Flynn told TT that recent reports on demand and inventory show oil is undervalued, and fears of a major economic slowdown are overstated.

“The picture is not that bad,” Flynn said. “They should feel confident about the economy.”

Flynn said distillate inventories used for diesel are lower than the five-year average, which means diesel supplies could be pinched in 2019.

But a U.S. government report Dec. 17 forecast shale-oil production would surge, adding to worries about a glut, according to Bloomberg.

Kollar told TT that he does not believe diesel prices will go much higher than the $3 range in 2019.

Fleet owners still are taking precautions and maintaining fuel-economy policies.
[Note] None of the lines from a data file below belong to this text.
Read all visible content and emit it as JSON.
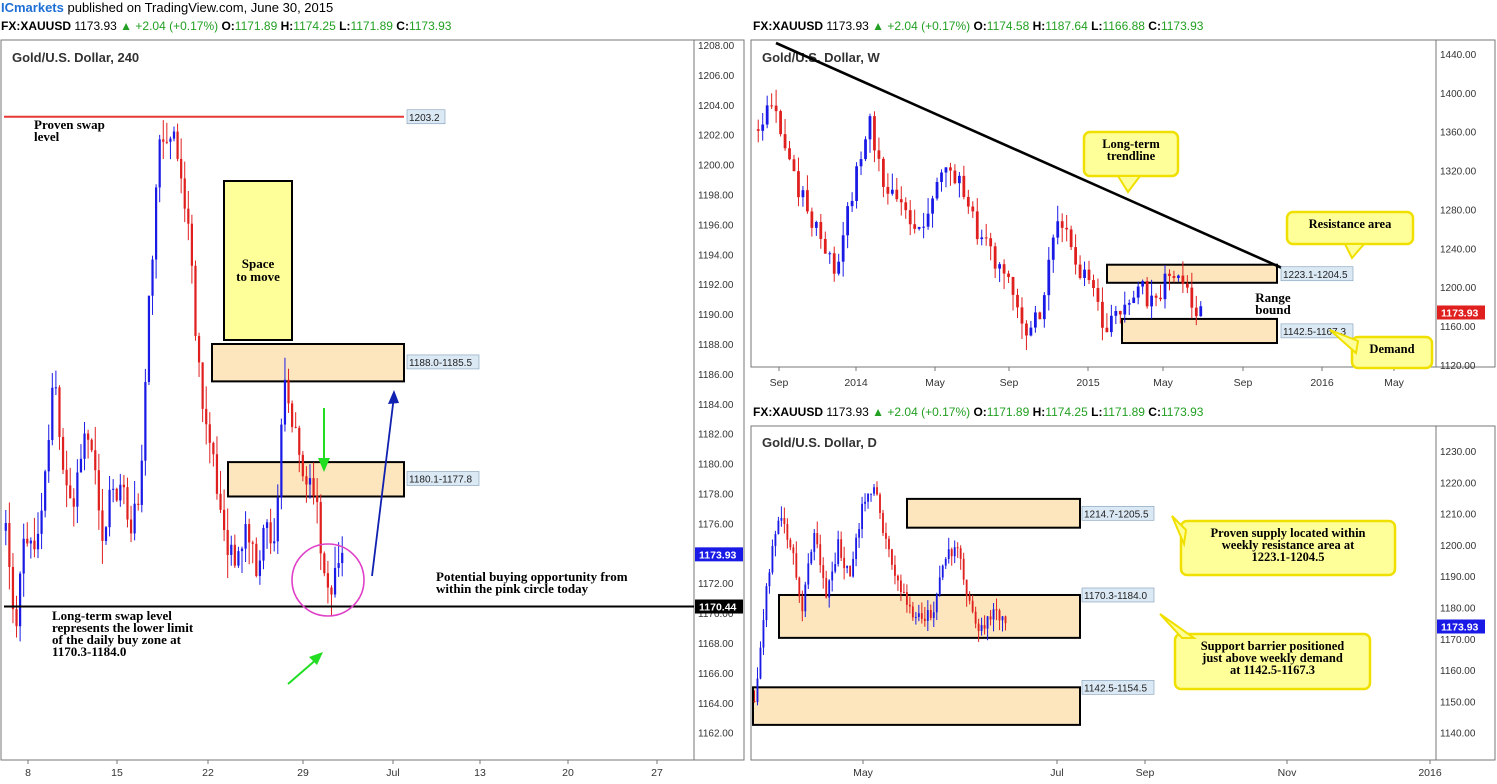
{
  "header": {
    "brand": "ICmarkets",
    "text": " published on TradingView.com, June 30, 2015"
  },
  "colors": {
    "bull": "#1a1ae6",
    "bear": "#e01f1f",
    "zone_fill": "#fde6bd",
    "note_fill": "#ffff9a",
    "note_border": "#f0e000",
    "swap_red": "#e53935",
    "pink": "#e040c8",
    "green_arrow": "#22dd22",
    "blue_arrow": "#1020b0"
  },
  "panels": [
    {
      "id": "h4",
      "quote": {
        "sym": "FX:XAUUSD",
        "last": "1173.93",
        "chg": "+2.04 (+0.17%)",
        "o": "1171.89",
        "h": "1174.25",
        "l": "1171.89",
        "c": "1173.93"
      },
      "title": "Gold/U.S. Dollar, 240",
      "y_ticks": [
        "1162.00",
        "1164.00",
        "1166.00",
        "1168.00",
        "1170.00",
        "1172.00",
        "1174.00",
        "1176.00",
        "1178.00",
        "1180.00",
        "1182.00",
        "1184.00",
        "1186.00",
        "1188.00",
        "1190.00",
        "1192.00",
        "1194.00",
        "1196.00",
        "1198.00",
        "1200.00",
        "1202.00",
        "1204.00",
        "1206.00",
        "1208.00"
      ],
      "x_ticks": [
        "8",
        "15",
        "22",
        "29",
        "Jul",
        "13",
        "20",
        "27"
      ],
      "price_tag": "1173.93",
      "line_tag": "1170.44",
      "labels": {
        "swap": "1203.2",
        "zone1": "1188.0-1185.5",
        "zone2": "1180.1-1177.8"
      },
      "notes": {
        "swap_a": "Proven swap",
        "swap_b": "level",
        "space_a": "Space",
        "space_b": "to move",
        "buy_a": "Potential buying opportunity from",
        "buy_b": "within the pink circle today",
        "lt_a": "Long-term swap level",
        "lt_b": "represents the lower limit",
        "lt_c": "of the daily buy zone at",
        "lt_d": "1170.3-1184.0"
      }
    },
    {
      "id": "weekly",
      "quote": {
        "sym": "FX:XAUUSD",
        "last": "1173.93",
        "chg": "+2.04 (+0.17%)",
        "o": "1174.58",
        "h": "1187.64",
        "l": "1166.88",
        "c": "1173.93"
      },
      "title": "Gold/U.S. Dollar, W",
      "y_ticks": [
        "1120.00",
        "1160.00",
        "1200.00",
        "1240.00",
        "1280.00",
        "1320.00",
        "1360.00",
        "1400.00",
        "1440.00"
      ],
      "x_ticks": [
        "Sep",
        "2014",
        "May",
        "Sep",
        "2015",
        "May",
        "Sep",
        "2016",
        "May"
      ],
      "price_tag": "1173.93",
      "labels": {
        "res": "1223.1-1204.5",
        "dem": "1142.5-1167.3"
      },
      "notes": {
        "trend_a": "Long-term",
        "trend_b": "trendline",
        "res": "Resistance area",
        "range_a": "Range",
        "range_b": "bound",
        "demand": "Demand"
      }
    },
    {
      "id": "daily",
      "quote": {
        "sym": "FX:XAUUSD",
        "last": "1173.93",
        "chg": "+2.04 (+0.17%)",
        "o": "1171.89",
        "h": "1174.25",
        "l": "1171.89",
        "c": "1173.93"
      },
      "title": "Gold/U.S. Dollar, D",
      "y_ticks": [
        "1140.00",
        "1150.00",
        "1160.00",
        "1170.00",
        "1180.00",
        "1190.00",
        "1200.00",
        "1210.00",
        "1220.00",
        "1230.00"
      ],
      "x_ticks": [
        "May",
        "Jul",
        "Sep",
        "Nov",
        "2016"
      ],
      "price_tag": "1173.93",
      "labels": {
        "sup": "1214.7-1205.5",
        "mid": "1170.3-1184.0",
        "low": "1142.5-1154.5"
      },
      "notes": {
        "sup_a": "Proven supply located within",
        "sup_b": "weekly resistance area at",
        "sup_c": "1223.1-1204.5",
        "bar_a": "Support barrier positioned",
        "bar_b": "just above  weekly demand",
        "bar_c": "at 1142.5-1167.3"
      }
    }
  ]
}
Don Hayden is president of M&M Cartage Inc., a Louisville, Ky., company that hauls general freight and automotive materials.

Hayden has 290 trucks, and about one-third run on natural gas. When oil is as low as $50 per barrel, using compressed natural gas is not as attractive to the general market, Hayden told TT.

But his company does not seek out brokers to lock in wholesale prices, as some fleets do, Hayden said.

On fuel economy, Hayden said one company policy for the diesel users is to set the trucks at 66 mph.

“We’ve had speed limits on our trucks for quite some time,” Hayden said. “The less fuel we consume, the better off we are.”